A "Useful Idiom" but Sloppy Journalism


I think I know what someone means when they use the term "government leader." That would be someone we elect and continue to trust because they behave themselves and advance wise policies and achieve significant results for the common good instead of personal gain or special interests, or something close to that. But what is a "business leader," anyway?

During the last week, I read the term far too often to let it pass without comment.
Brenda Blagg (TMN) and Aaron Sadler (TMN) wrote about Arkansas business leaders who dined with George Bush; Steve Caraway (TMN) and Richard Massey (ADG) told us about Springdale business leaders who held captive the city government; only Laura Kellams (ADG) put the term in quotes when she wrote about select "business leaders" adoring George Bush. Maybe they just use the term instead of writing "businessmen," since reality and political correctness make that term archaic. That shorthand applies a positive connotation to any businessman they want to quote or write about (and it is almost always men), but it still doesn't reflect reality or explain how one earns the title. One dictionary gives several synonyms for business leader including baron, magnate, mogul, and tycoon, but I haven't seen our local scribes use those descriptive terms lately.
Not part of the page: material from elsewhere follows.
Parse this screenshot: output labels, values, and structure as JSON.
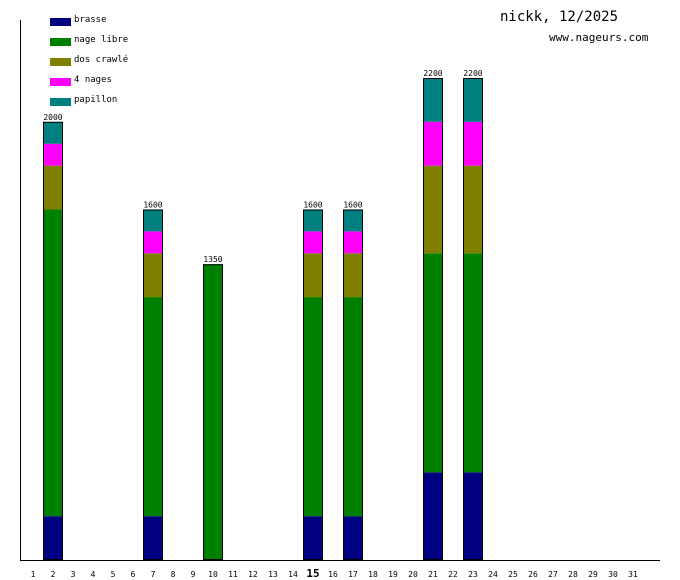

Leadership is a relational term that implies followership, but I never see any group of business owners or managers referred to as "business followers." Don't leaders have to have followers, and, if so, why do we never get to read what they think or do? The term business leader also implies involvement in our economic system, so what about the other players? I haven't read much lately about "consumer leaders," or "client leaders," or "employee leaders" in our local newspapers. Do customers and employees have no leaders, therefore justifying being ignored or relegated to treatment as mere pawns by both businessmen and journalists?

The Harvard Business School maintains an online database of Great American Business Leaders that
identifies and chronicles the lives of 20th century men and women who "shaped the ways that people live, work, and interact." They include seven people born in Arkansas, but none are from Northwest Arkansas. It includes Sam Walton (OK) and David Glass (MO) but no one from Arkansas named Ramsey, Hunt, Reynolds, Walker, Tyson, George, Scott, Lindsey, Caughlin, Israel, Barber, Terminello, Dillard, Stephens, or Koenig.

My point is, I guess, that not everyone who has a lot of money and wants more is really a business leader. John Lewis was a true
transformational business leader who cared not just about his own businesses and profits but worked tirelessly for a better community. He had courage, vision and passion that
inspired and harnessed the collective energy of all our citizens. To regularly and casually call those who do anything less a "business leader" is to cheapen the term and to besmirch the name of those who truly were and are.